A breve era progressista do governo K não conseguiu melhorar a situação. Ao contrário, seu fracasso e o desvendar do verdadeiro rosto (sinceramiento) mafioso aprofunda a ilegitimidade do poder, seu afastamento em relação ao grosso da população, ao mesmo tempo que relegitima as mais diversas formas de oposição, especialmente as que se colocam fora do sistema.
Após o fim do triunfalismo neoliberal (privatista, individualista, pró-norteamericano), a elitização social não encontra um discurso ideológico que a justifique. O neoliberalismo dos anos 90 prometia prosperidade para todos ainda com sacrifícios iniciais iniludíveis (Menem: "estamos mal mas vamos bem" ), o sistema actual, em que se acelera a desigualdade e a miséria de milhões de pessoas, carece de ilusões. Só lhe restam os repentes (exabrupto) neofascistas, a bofetada em defensa dos privilégios fundados na cultura do apartheid . Os meios de comunicação podem produzir golpes de efeitos eficazes, mas em pouco tempo perdem influência sob o peso da realidade. O caso Blumberg é ilustrativo, a campanha mediática a exigir mão dura contra o delito, amalgamando-o com a delinquência social e a partir daí com a rebeldia dos pobres, acabou por chocar-se contra factos evidentes como a associação entre crime organizado e mafia policial-judicial ou a trama delitiva entre políticos e empresários com êxito . Além disso, as classes altas mobilizadas (incluindo Blumberg) não podem evitar suas exaltações reaccionárias que afugentam numerosos seguidores. Finalmente, a cruzada surgiu como aquilo que realmente era: um ensaio de consenso social para o disciplinamento repressivo dos de baixo.

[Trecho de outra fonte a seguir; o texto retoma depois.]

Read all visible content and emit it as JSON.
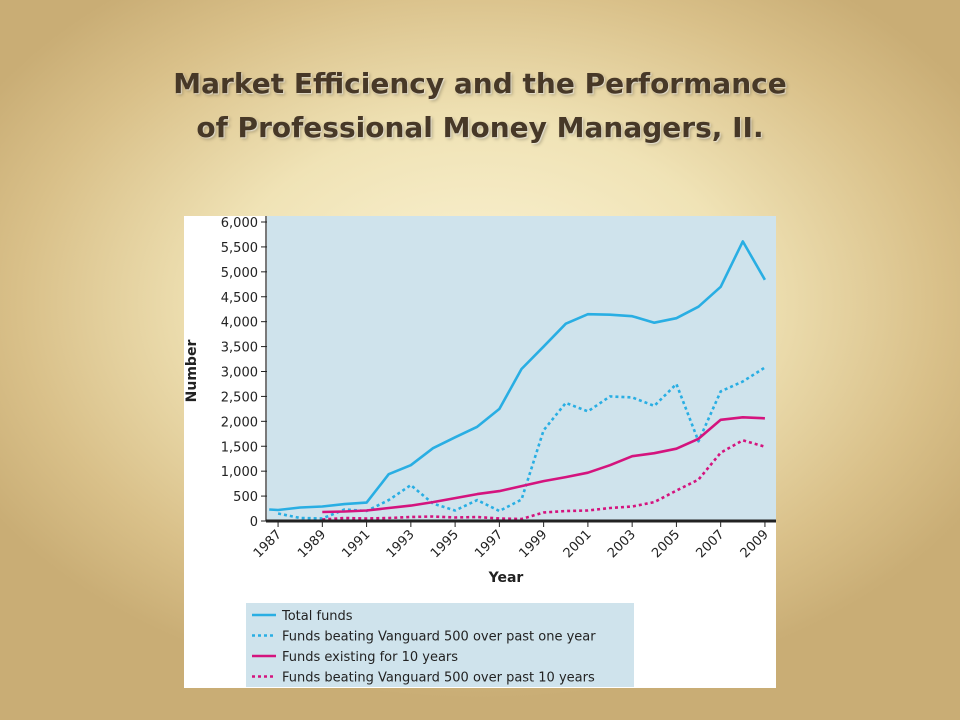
{
  "slide": {
    "title_line1": "Market Efficiency and the Performance",
    "title_line2": "of Professional Money Managers, II."
  },
  "chart_data": {
    "type": "line",
    "xlabel": "Year",
    "ylabel": "Number",
    "ylim": [
      0,
      6000
    ],
    "xlim": [
      1986.5,
      2009.5
    ],
    "y_ticks": [
      "0",
      "500",
      "1,000",
      "1,500",
      "2,000",
      "2,500",
      "3,000",
      "3,500",
      "4,000",
      "4,500",
      "5,000",
      "5,500",
      "6,000"
    ],
    "x_ticks": [
      "1987",
      "1989",
      "1991",
      "1993",
      "1995",
      "1997",
      "1999",
      "2001",
      "2003",
      "2005",
      "2007",
      "2009"
    ],
    "x_tick_values": [
      1987,
      1989,
      1991,
      1993,
      1995,
      1997,
      1999,
      2001,
      2003,
      2005,
      2007,
      2009
    ],
    "plot_background": "#cfe3ec",
    "legend_background": "#cfe3ec",
    "legend_placement": "bottom",
    "grid": false,
    "series": [
      {
        "name": "Total funds",
        "color": "#29aee3",
        "dash": "solid",
        "x": [
          1986.6,
          1987,
          1988,
          1989,
          1990,
          1991,
          1992,
          1993,
          1994,
          1995,
          1996,
          1997,
          1998,
          1999,
          2000,
          2001,
          2002,
          2003,
          2004,
          2005,
          2006,
          2007,
          2008,
          2009
        ],
        "y": [
          230,
          220,
          270,
          290,
          340,
          370,
          940,
          1120,
          1460,
          1680,
          1890,
          2250,
          3050,
          3500,
          3960,
          4150,
          4140,
          4110,
          3980,
          4070,
          4300,
          4700,
          5610,
          4840
        ]
      },
      {
        "name": "Funds beating Vanguard 500 over past one year",
        "color": "#29aee3",
        "dash": "dotted",
        "x": [
          1987,
          1988,
          1989,
          1990,
          1991,
          1992,
          1993,
          1994,
          1995,
          1996,
          1997,
          1998,
          1999,
          2000,
          2001,
          2002,
          2003,
          2004,
          2005,
          2006,
          2007,
          2008,
          2009
        ],
        "y": [
          150,
          60,
          50,
          230,
          200,
          420,
          720,
          350,
          210,
          420,
          200,
          430,
          1820,
          2370,
          2200,
          2500,
          2480,
          2310,
          2750,
          1600,
          2600,
          2800,
          3080
        ]
      },
      {
        "name": "Funds existing for 10 years",
        "color": "#d4147e",
        "dash": "solid",
        "x": [
          1989,
          1990,
          1991,
          1992,
          1993,
          1994,
          1995,
          1996,
          1997,
          1998,
          1999,
          2000,
          2001,
          2002,
          2003,
          2004,
          2005,
          2006,
          2007,
          2008,
          2009
        ],
        "y": [
          180,
          190,
          210,
          260,
          310,
          380,
          460,
          540,
          600,
          700,
          800,
          880,
          970,
          1120,
          1300,
          1360,
          1450,
          1650,
          2030,
          2080,
          2060
        ]
      },
      {
        "name": "Funds beating Vanguard 500 over past 10 years",
        "color": "#d4147e",
        "dash": "dotted",
        "x": [
          1989,
          1990,
          1991,
          1992,
          1993,
          1994,
          1995,
          1996,
          1997,
          1998,
          1999,
          2000,
          2001,
          2002,
          2003,
          2004,
          2005,
          2006,
          2007,
          2008,
          2009
        ],
        "y": [
          30,
          60,
          50,
          60,
          80,
          90,
          70,
          80,
          50,
          40,
          170,
          200,
          210,
          260,
          290,
          380,
          610,
          830,
          1370,
          1620,
          1490
        ]
      }
    ]
  }
}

A instauração de uma cultura de apartheid , de segregação policial-judicial dos excluídos, que eventualmente poderia substituir o neoliberalismo como discurso legitimador do sistema, enfrenta problemas de solução difícil. O principal deles é a crise desarticuladora da velha integração social cuja dinâmica não se deteve ao empurrar crescentes sectores médios e baixos em direcção à oposição ao regime. Outro obstáculo não menos importante é o apodrecimento do Estado, a que é necessário acrescentar o caos gangsteril das elites económicas. Foi diferente a situação na Europa ocidental a seguir à crise dos anos 70, onde um amplo espectro de classes privilegiadas relativamente estáveis constituiu a base do neofascismo de apartheid contra trabalhadores provenientes da periferia e outros grupos reprimidos.

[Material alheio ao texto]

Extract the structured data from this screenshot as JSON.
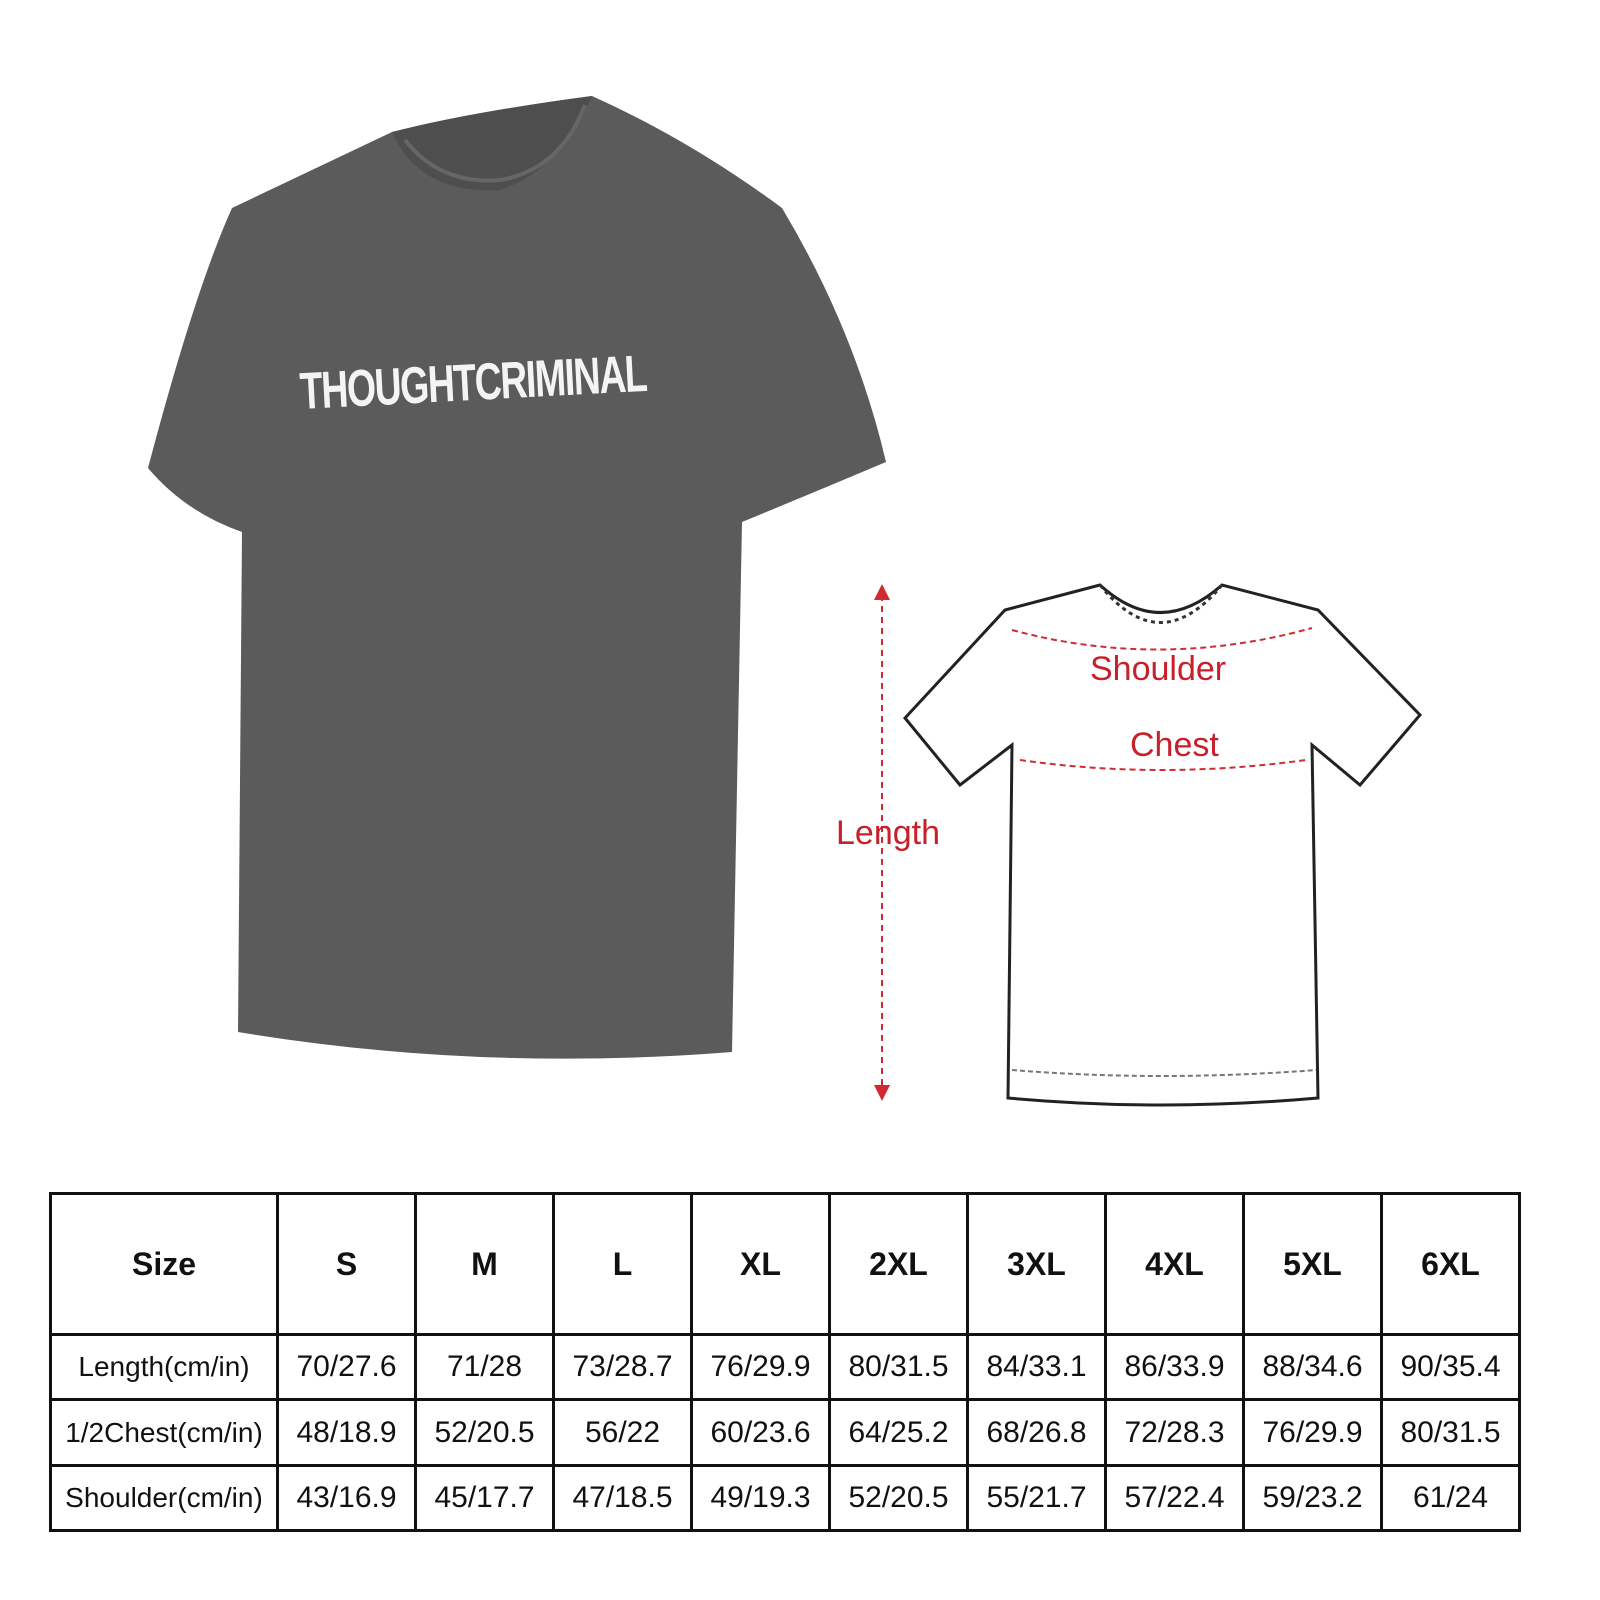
{
  "product": {
    "print_text": "THOUGHTCRIMINAL",
    "shirt_color": "#5b5b5b",
    "print_color": "#f4f4f4"
  },
  "diagram": {
    "labels": {
      "shoulder": "Shoulder",
      "chest": "Chest",
      "length": "Length"
    },
    "label_color": "#c8202a"
  },
  "size_table": {
    "header": [
      "Size",
      "S",
      "M",
      "L",
      "XL",
      "2XL",
      "3XL",
      "4XL",
      "5XL",
      "6XL"
    ],
    "rows": [
      {
        "label": "Length(cm/in)",
        "values": [
          "70/27.6",
          "71/28",
          "73/28.7",
          "76/29.9",
          "80/31.5",
          "84/33.1",
          "86/33.9",
          "88/34.6",
          "90/35.4"
        ]
      },
      {
        "label": "1/2Chest(cm/in)",
        "values": [
          "48/18.9",
          "52/20.5",
          "56/22",
          "60/23.6",
          "64/25.2",
          "68/26.8",
          "72/28.3",
          "76/29.9",
          "80/31.5"
        ]
      },
      {
        "label": "Shoulder(cm/in)",
        "values": [
          "43/16.9",
          "45/17.7",
          "47/18.5",
          "49/19.3",
          "52/20.5",
          "55/21.7",
          "57/22.4",
          "59/23.2",
          "61/24"
        ]
      }
    ]
  }
}
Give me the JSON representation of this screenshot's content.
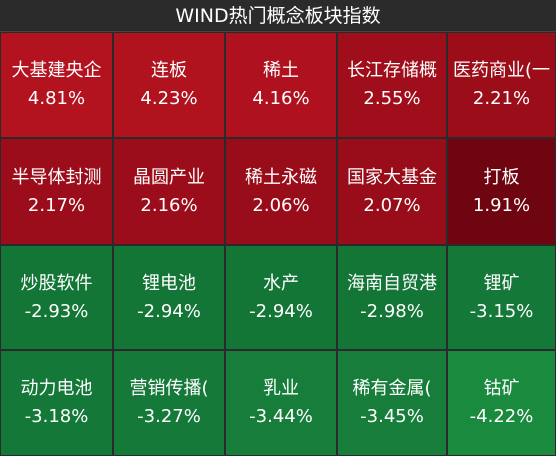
{
  "header": {
    "title": "WIND热门概念板块指数"
  },
  "tiles": [
    {
      "name": "大基建央企",
      "change": "4.81%",
      "color": "#b3121f"
    },
    {
      "name": "连板",
      "change": "4.23%",
      "color": "#b0121e"
    },
    {
      "name": "稀土",
      "change": "4.16%",
      "color": "#af121e"
    },
    {
      "name": "长江存储概",
      "change": "2.55%",
      "color": "#a00e1b"
    },
    {
      "name": "医药商业(一",
      "change": "2.21%",
      "color": "#9c0d1a"
    },
    {
      "name": "半导体封测",
      "change": "2.17%",
      "color": "#9b0d1a"
    },
    {
      "name": "晶圆产业",
      "change": "2.16%",
      "color": "#9b0d1a"
    },
    {
      "name": "稀土永磁",
      "change": "2.06%",
      "color": "#990c19"
    },
    {
      "name": "国家大基金",
      "change": "2.07%",
      "color": "#990c19"
    },
    {
      "name": "打板",
      "change": "1.91%",
      "color": "#6f0510"
    },
    {
      "name": "炒股软件",
      "change": "-2.93%",
      "color": "#137536"
    },
    {
      "name": "锂电池",
      "change": "-2.94%",
      "color": "#137536"
    },
    {
      "name": "水产",
      "change": "-2.94%",
      "color": "#137536"
    },
    {
      "name": "海南自贸港",
      "change": "-2.98%",
      "color": "#137637"
    },
    {
      "name": "锂矿",
      "change": "-3.15%",
      "color": "#147838"
    },
    {
      "name": "动力电池",
      "change": "-3.18%",
      "color": "#147838"
    },
    {
      "name": "营销传播(",
      "change": "-3.27%",
      "color": "#157a39"
    },
    {
      "name": "乳业",
      "change": "-3.44%",
      "color": "#167e3a"
    },
    {
      "name": "稀有金属(",
      "change": "-3.45%",
      "color": "#167e3a"
    },
    {
      "name": "钴矿",
      "change": "-4.22%",
      "color": "#1a8a3e"
    }
  ]
}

Ela surge desafiante, pela primeira vez após um longo ostracismo, com uma inserção cada vez mais extensa nos sectores submersos (até há pouco couto fechado do peronismo) e também a crescer em certos segmentos das camadas médias empobrecidas. A irrupção piqueteira foi até agora a sua expressão mais destacada, ganhando a rua e no centro dos conflitos sociais, deixando de lado as burocracias sindicais. Num primeiro momento o fenómeno foi subestimado, sobretudo pelos dirigentes peronistas que haviam congelado a velha imagem da esquerda marginal implantada na pequena burguesia. Mas também foi mal interpretado pelo progressismo que compartilhava os preconceitos peronistas aos quais acrescentava teorizações perversas acerca da inevitável fascistização do conjunto das classes médias arruinadas e outras previsões derrotistas no mesmo estilo. Para surpresa do establishment , a esquerda protagoniza o descontentamento popular e passa a constituir um autêntico facto maldito : não se institucionaliza como desejariam os manipuladores do sistema, despejando toda a sua energia numa interminável corrida desde o elementar até a sua banalização burguesa. Falta-lhe capacidade para institucionalizar-se porque emerge como um movimento de recusa ao capitalismo subdesenvolvido, realmente existente, e não com a pretensão historicamente impossível de integração no mesmo. É inepta para competir no terreno da politicagem do regime mas (recentemente) demonstrou sua habilidade para lançar raízes entre os de baixo através de uma multiplicação incessante de organizações, tendências e facções de todo tamanho e de orientações teóricas muito diversas. É a sua forma específica, plural, de crescer e consolidar-se. Por trás dessa aparência caótica vão-se gestando de maneira irregular embriões de articulação estratégica. Os partidos políticos tradicionais deveriam recordar a definição de Hipólito Irigoyen: "toda oficina de ferreiro assemelha-se a um mundo que entra em derrocada".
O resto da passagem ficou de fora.